Onderwijs

Faculteit zonder toppers levert vijf procent in

Faculteiten die geen topwetenschappers in onderzoekscholen hebben, kunnen vijf procent van hun totale budget verliezen. Dat is de keerzijde van de stimulering van ‘goed’ en ‘uitstekend’ onderzoek waarover op dit moment landelijk afspraken worden gemaakt.

De soep wordt echter pas vanaf 1999 bij stukjes en beetjes opgediend.

De universiteiten gaan voor erkende toponderzoekers tweehonderd miljoen gulden per jaar vrijmaken. De helft van dat geld dient voor een landelijke ‘eredivisie’ van absolute toppers; met de andere honderd miljoen wordt per universiteit een kweekvijver van subtoppers gevormd.

Deze beloning is het gevolg van een akkoord dat de universiteiten (VSNU) en de onderzoekorganisatie NWO afgelopen zomer, onder druk van minister Ritzen, hebben gesloten. De praktische uitwerking van dat akkoord is vrijwel afgerond. Daardoor is nu in grote lijnen duidelijk aan welke eisen kandidaat-toppers of -subtoppers moeten voldoen. Kandidaten voor de ‘eredivisie’ moeten een erkende onderzoekschool (of een deel daarvan) zijn en ze moeten zeer hoog gescoord hebben in landelijke onderzoeksbeoordelingen. In totaal zal het gaan om tien tot twintig toppers.

Het budget van tweehonderd miljoen gulden per jaar wordt opgebracht door de universiteiten zelf. Volgens een berekening van de VSNU gaat het om 8,5 procent van hun onderzoeksgeld – of ruim 5 procent van het totale budget dat de universiteiten van Ritzen krijgen. Delft draagt 29,5 miljoen gulden bij aan dat bedrag, ruim zes procent van haar overheidsinkomsten. De helft van het toppersbudget wordt per universiteit herverdeeld, de andere helft komt in de landelijke pot.

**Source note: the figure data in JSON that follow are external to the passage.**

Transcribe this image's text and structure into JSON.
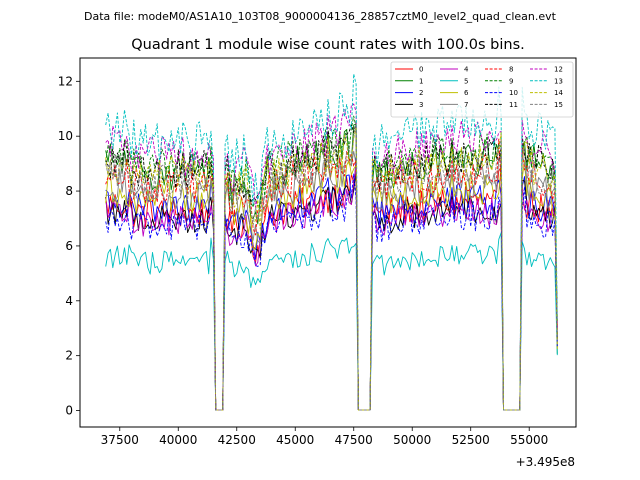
{
  "figure": {
    "suptitle": "Data file: modeM0/AS1A10_103T08_9000004136_28857cztM0_level2_quad_clean.evt"
  },
  "chart_data": {
    "type": "line",
    "title": "Quadrant 1 module wise count rates with 100.0s bins.",
    "xlabel": "",
    "ylabel": "",
    "x_offset_label": "+3.495e8",
    "xlim": [
      35800,
      57000
    ],
    "ylim": [
      -0.6,
      12.85
    ],
    "x_ticks": [
      37500,
      40000,
      42500,
      45000,
      47500,
      50000,
      52500,
      55000
    ],
    "x_tick_labels": [
      "37500",
      "40000",
      "42500",
      "45000",
      "47500",
      "50000",
      "52500",
      "55000"
    ],
    "y_ticks": [
      0,
      2,
      4,
      6,
      8,
      10,
      12
    ],
    "y_tick_labels": [
      "0",
      "2",
      "4",
      "6",
      "8",
      "10",
      "12"
    ],
    "grid": false,
    "legend_position": "top-right",
    "x_start": 36900,
    "x_end": 56150,
    "bin_width": 100,
    "gaps": [
      [
        41500,
        41950
      ],
      [
        47650,
        48250
      ],
      [
        53850,
        54650
      ]
    ],
    "series": [
      {
        "name": "0",
        "color": "#ff0000",
        "dash": "solid",
        "level": 7.2
      },
      {
        "name": "1",
        "color": "#008000",
        "dash": "solid",
        "level": 8.7
      },
      {
        "name": "2",
        "color": "#0000ff",
        "dash": "solid",
        "level": 7.3
      },
      {
        "name": "3",
        "color": "#000000",
        "dash": "solid",
        "level": 7.0
      },
      {
        "name": "4",
        "color": "#bf00bf",
        "dash": "solid",
        "level": 6.9
      },
      {
        "name": "5",
        "color": "#00bfbf",
        "dash": "solid",
        "level": 5.4
      },
      {
        "name": "6",
        "color": "#bfbf00",
        "dash": "solid",
        "level": 7.7
      },
      {
        "name": "7",
        "color": "#808080",
        "dash": "solid",
        "level": 7.9
      },
      {
        "name": "8",
        "color": "#ff0000",
        "dash": "dashed",
        "level": 8.2
      },
      {
        "name": "9",
        "color": "#008000",
        "dash": "dashed",
        "level": 8.9
      },
      {
        "name": "10",
        "color": "#0000ff",
        "dash": "dashed",
        "level": 6.7
      },
      {
        "name": "11",
        "color": "#000000",
        "dash": "dashed",
        "level": 8.8
      },
      {
        "name": "12",
        "color": "#bf00bf",
        "dash": "dashed",
        "level": 9.3
      },
      {
        "name": "13",
        "color": "#00bfbf",
        "dash": "dashed",
        "level": 9.8
      },
      {
        "name": "14",
        "color": "#bfbf00",
        "dash": "dashed",
        "level": 8.6
      },
      {
        "name": "15",
        "color": "#808080",
        "dash": "dashed",
        "level": 8.3
      }
    ]
  }
}
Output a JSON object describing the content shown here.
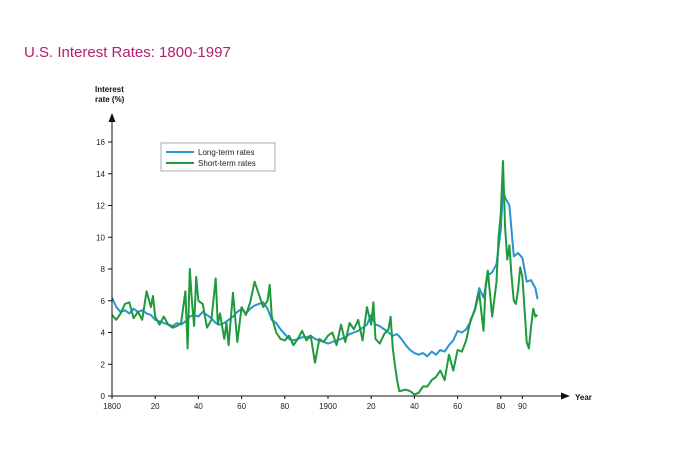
{
  "title": "U.S. Interest Rates: 1800-1997",
  "chart_data": {
    "type": "line",
    "title": "U.S. Interest Rates: 1800-1997",
    "ylabel_line1": "Interest",
    "ylabel_line2": "rate (%)",
    "xlabel": "Year",
    "xlim": [
      1800,
      2000
    ],
    "ylim": [
      0,
      16
    ],
    "grid": false,
    "legend_position": "top-left",
    "x_ticks": [
      1800,
      1820,
      1840,
      1860,
      1880,
      1900,
      1920,
      1940,
      1960,
      1980,
      1990
    ],
    "x_tick_labels": [
      "1800",
      "20",
      "40",
      "60",
      "80",
      "1900",
      "20",
      "40",
      "60",
      "80",
      "90"
    ],
    "y_ticks": [
      0,
      2,
      4,
      6,
      8,
      10,
      12,
      14,
      16
    ],
    "y_tick_labels": [
      "0",
      "2",
      "4",
      "6",
      "8",
      "10",
      "12",
      "14",
      "16"
    ],
    "series": [
      {
        "name": "Long-term rates",
        "color": "#2a93d0",
        "points": [
          [
            1800,
            6.2
          ],
          [
            1802,
            5.6
          ],
          [
            1804,
            5.3
          ],
          [
            1806,
            5.4
          ],
          [
            1808,
            5.2
          ],
          [
            1810,
            5.5
          ],
          [
            1812,
            5.3
          ],
          [
            1814,
            5.4
          ],
          [
            1816,
            5.2
          ],
          [
            1818,
            5.1
          ],
          [
            1820,
            4.8
          ],
          [
            1822,
            4.7
          ],
          [
            1824,
            4.6
          ],
          [
            1826,
            4.5
          ],
          [
            1828,
            4.4
          ],
          [
            1830,
            4.6
          ],
          [
            1832,
            4.5
          ],
          [
            1834,
            4.7
          ],
          [
            1836,
            5.0
          ],
          [
            1838,
            5.1
          ],
          [
            1840,
            5.0
          ],
          [
            1842,
            5.3
          ],
          [
            1844,
            5.1
          ],
          [
            1846,
            4.9
          ],
          [
            1848,
            4.6
          ],
          [
            1850,
            4.5
          ],
          [
            1852,
            4.6
          ],
          [
            1854,
            4.8
          ],
          [
            1856,
            5.0
          ],
          [
            1858,
            5.3
          ],
          [
            1860,
            5.5
          ],
          [
            1862,
            5.2
          ],
          [
            1864,
            5.5
          ],
          [
            1866,
            5.7
          ],
          [
            1868,
            5.8
          ],
          [
            1870,
            5.9
          ],
          [
            1872,
            5.5
          ],
          [
            1874,
            4.8
          ],
          [
            1876,
            4.6
          ],
          [
            1878,
            4.2
          ],
          [
            1880,
            3.9
          ],
          [
            1882,
            3.6
          ],
          [
            1884,
            3.5
          ],
          [
            1886,
            3.6
          ],
          [
            1888,
            3.7
          ],
          [
            1890,
            3.7
          ],
          [
            1892,
            3.8
          ],
          [
            1894,
            3.6
          ],
          [
            1896,
            3.5
          ],
          [
            1898,
            3.4
          ],
          [
            1900,
            3.3
          ],
          [
            1902,
            3.4
          ],
          [
            1904,
            3.5
          ],
          [
            1906,
            3.6
          ],
          [
            1908,
            3.7
          ],
          [
            1910,
            3.9
          ],
          [
            1912,
            4.0
          ],
          [
            1914,
            4.1
          ],
          [
            1916,
            4.3
          ],
          [
            1918,
            4.5
          ],
          [
            1920,
            5.1
          ],
          [
            1922,
            4.5
          ],
          [
            1924,
            4.4
          ],
          [
            1926,
            4.2
          ],
          [
            1928,
            4.0
          ],
          [
            1930,
            3.8
          ],
          [
            1932,
            3.9
          ],
          [
            1934,
            3.6
          ],
          [
            1936,
            3.2
          ],
          [
            1938,
            2.9
          ],
          [
            1940,
            2.7
          ],
          [
            1942,
            2.6
          ],
          [
            1944,
            2.7
          ],
          [
            1946,
            2.5
          ],
          [
            1948,
            2.8
          ],
          [
            1950,
            2.6
          ],
          [
            1952,
            2.9
          ],
          [
            1954,
            2.8
          ],
          [
            1956,
            3.2
          ],
          [
            1958,
            3.5
          ],
          [
            1960,
            4.1
          ],
          [
            1962,
            4.0
          ],
          [
            1964,
            4.2
          ],
          [
            1966,
            4.7
          ],
          [
            1968,
            5.5
          ],
          [
            1970,
            6.8
          ],
          [
            1972,
            6.2
          ],
          [
            1974,
            7.6
          ],
          [
            1976,
            7.8
          ],
          [
            1978,
            8.3
          ],
          [
            1980,
            10.5
          ],
          [
            1981,
            13.0
          ],
          [
            1982,
            12.5
          ],
          [
            1984,
            12.0
          ],
          [
            1986,
            8.8
          ],
          [
            1988,
            9.0
          ],
          [
            1990,
            8.7
          ],
          [
            1992,
            7.2
          ],
          [
            1994,
            7.3
          ],
          [
            1996,
            6.8
          ],
          [
            1997,
            6.1
          ]
        ]
      },
      {
        "name": "Short-term rates",
        "color": "#1e9a3c",
        "points": [
          [
            1800,
            5.1
          ],
          [
            1802,
            4.8
          ],
          [
            1804,
            5.2
          ],
          [
            1806,
            5.8
          ],
          [
            1808,
            5.9
          ],
          [
            1810,
            4.9
          ],
          [
            1812,
            5.3
          ],
          [
            1814,
            4.8
          ],
          [
            1816,
            6.6
          ],
          [
            1818,
            5.6
          ],
          [
            1819,
            6.3
          ],
          [
            1820,
            5.0
          ],
          [
            1822,
            4.5
          ],
          [
            1824,
            5.0
          ],
          [
            1826,
            4.5
          ],
          [
            1828,
            4.3
          ],
          [
            1830,
            4.4
          ],
          [
            1832,
            4.6
          ],
          [
            1834,
            6.6
          ],
          [
            1835,
            3.0
          ],
          [
            1836,
            8.0
          ],
          [
            1837,
            6.0
          ],
          [
            1838,
            4.4
          ],
          [
            1839,
            7.5
          ],
          [
            1840,
            6.0
          ],
          [
            1842,
            5.8
          ],
          [
            1844,
            4.3
          ],
          [
            1846,
            4.8
          ],
          [
            1848,
            7.4
          ],
          [
            1849,
            4.5
          ],
          [
            1850,
            5.2
          ],
          [
            1852,
            3.6
          ],
          [
            1853,
            4.6
          ],
          [
            1854,
            3.2
          ],
          [
            1856,
            6.5
          ],
          [
            1858,
            3.4
          ],
          [
            1860,
            5.6
          ],
          [
            1862,
            5.1
          ],
          [
            1864,
            5.9
          ],
          [
            1866,
            7.2
          ],
          [
            1868,
            6.4
          ],
          [
            1870,
            5.6
          ],
          [
            1872,
            6.0
          ],
          [
            1873,
            7.0
          ],
          [
            1874,
            5.0
          ],
          [
            1876,
            4.0
          ],
          [
            1878,
            3.6
          ],
          [
            1880,
            3.5
          ],
          [
            1882,
            3.8
          ],
          [
            1884,
            3.2
          ],
          [
            1886,
            3.6
          ],
          [
            1888,
            4.1
          ],
          [
            1890,
            3.5
          ],
          [
            1892,
            3.8
          ],
          [
            1894,
            2.1
          ],
          [
            1896,
            3.6
          ],
          [
            1898,
            3.4
          ],
          [
            1900,
            3.8
          ],
          [
            1902,
            4.0
          ],
          [
            1904,
            3.2
          ],
          [
            1906,
            4.5
          ],
          [
            1908,
            3.4
          ],
          [
            1910,
            4.6
          ],
          [
            1912,
            4.2
          ],
          [
            1914,
            4.8
          ],
          [
            1916,
            3.5
          ],
          [
            1918,
            5.6
          ],
          [
            1920,
            4.5
          ],
          [
            1921,
            5.9
          ],
          [
            1922,
            3.6
          ],
          [
            1924,
            3.3
          ],
          [
            1926,
            3.9
          ],
          [
            1928,
            4.2
          ],
          [
            1929,
            5.0
          ],
          [
            1930,
            3.0
          ],
          [
            1931,
            1.9
          ],
          [
            1932,
            1.0
          ],
          [
            1933,
            0.3
          ],
          [
            1936,
            0.4
          ],
          [
            1938,
            0.3
          ],
          [
            1940,
            0.1
          ],
          [
            1942,
            0.2
          ],
          [
            1944,
            0.6
          ],
          [
            1946,
            0.6
          ],
          [
            1948,
            1.0
          ],
          [
            1950,
            1.2
          ],
          [
            1952,
            1.6
          ],
          [
            1954,
            1.0
          ],
          [
            1956,
            2.6
          ],
          [
            1958,
            1.6
          ],
          [
            1960,
            2.9
          ],
          [
            1962,
            2.8
          ],
          [
            1964,
            3.5
          ],
          [
            1966,
            4.8
          ],
          [
            1968,
            5.4
          ],
          [
            1970,
            6.5
          ],
          [
            1972,
            4.1
          ],
          [
            1973,
            7.0
          ],
          [
            1974,
            7.9
          ],
          [
            1976,
            5.0
          ],
          [
            1978,
            7.2
          ],
          [
            1979,
            10.0
          ],
          [
            1980,
            11.5
          ],
          [
            1981,
            14.8
          ],
          [
            1982,
            10.6
          ],
          [
            1983,
            8.6
          ],
          [
            1984,
            9.5
          ],
          [
            1985,
            7.5
          ],
          [
            1986,
            6.0
          ],
          [
            1987,
            5.8
          ],
          [
            1988,
            6.7
          ],
          [
            1989,
            8.1
          ],
          [
            1990,
            7.5
          ],
          [
            1991,
            5.4
          ],
          [
            1992,
            3.4
          ],
          [
            1993,
            3.0
          ],
          [
            1994,
            4.3
          ],
          [
            1995,
            5.5
          ],
          [
            1996,
            5.0
          ],
          [
            1997,
            5.1
          ]
        ]
      }
    ]
  }
}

Een universiteit die geen enkele plaats in de eredivisie weet te verwerven, zal dus twee tot drie procent van zijn reguliere budget verliezen. Voor zwakke faculteiten kan de schade dubbel zo groot worden: wie volledig buiten alle prijzen valt, verliest gemiddeld vijf procent van zijn budget – of een op de twintig arbeidsplaatsen. Bij een bètafaculteit die zwaar op onderzoekstaken leunt, kan de schade nog hoger uitvallen.
Prijzenpot

De klappen worden wel door de tijd verzacht, omdat de prijzenpotten in vijf jaar geleidelijk worden gevormd. Door de traagheid van de selectieprocedure zal het niet eerder starten dan in 1999. Waarschijnlijk pas zeven jaar later wordt de volle honderd miljoen gulden daadwerkelijk uitbetaald aan de echte toppers.

Vorige maand waren de universiteitsbesturen en NWO het nog oneens over enkele punten in de selectieprocedure voor top- onderzoek. NWO wilde de nationale gemeenschap van onderzoekers een rol geven in de selectie. De universiteitsbesturen vonden dat te omslachtig. Ze wilden zelf kandidaten indienen, en de selectie in handen leggen van internationale experts. Die onenigheid is nu opgelost met een tweetrapsprocedure waarin iedereen aan zijn trekken komt, maar die wel een vol jaar duurt.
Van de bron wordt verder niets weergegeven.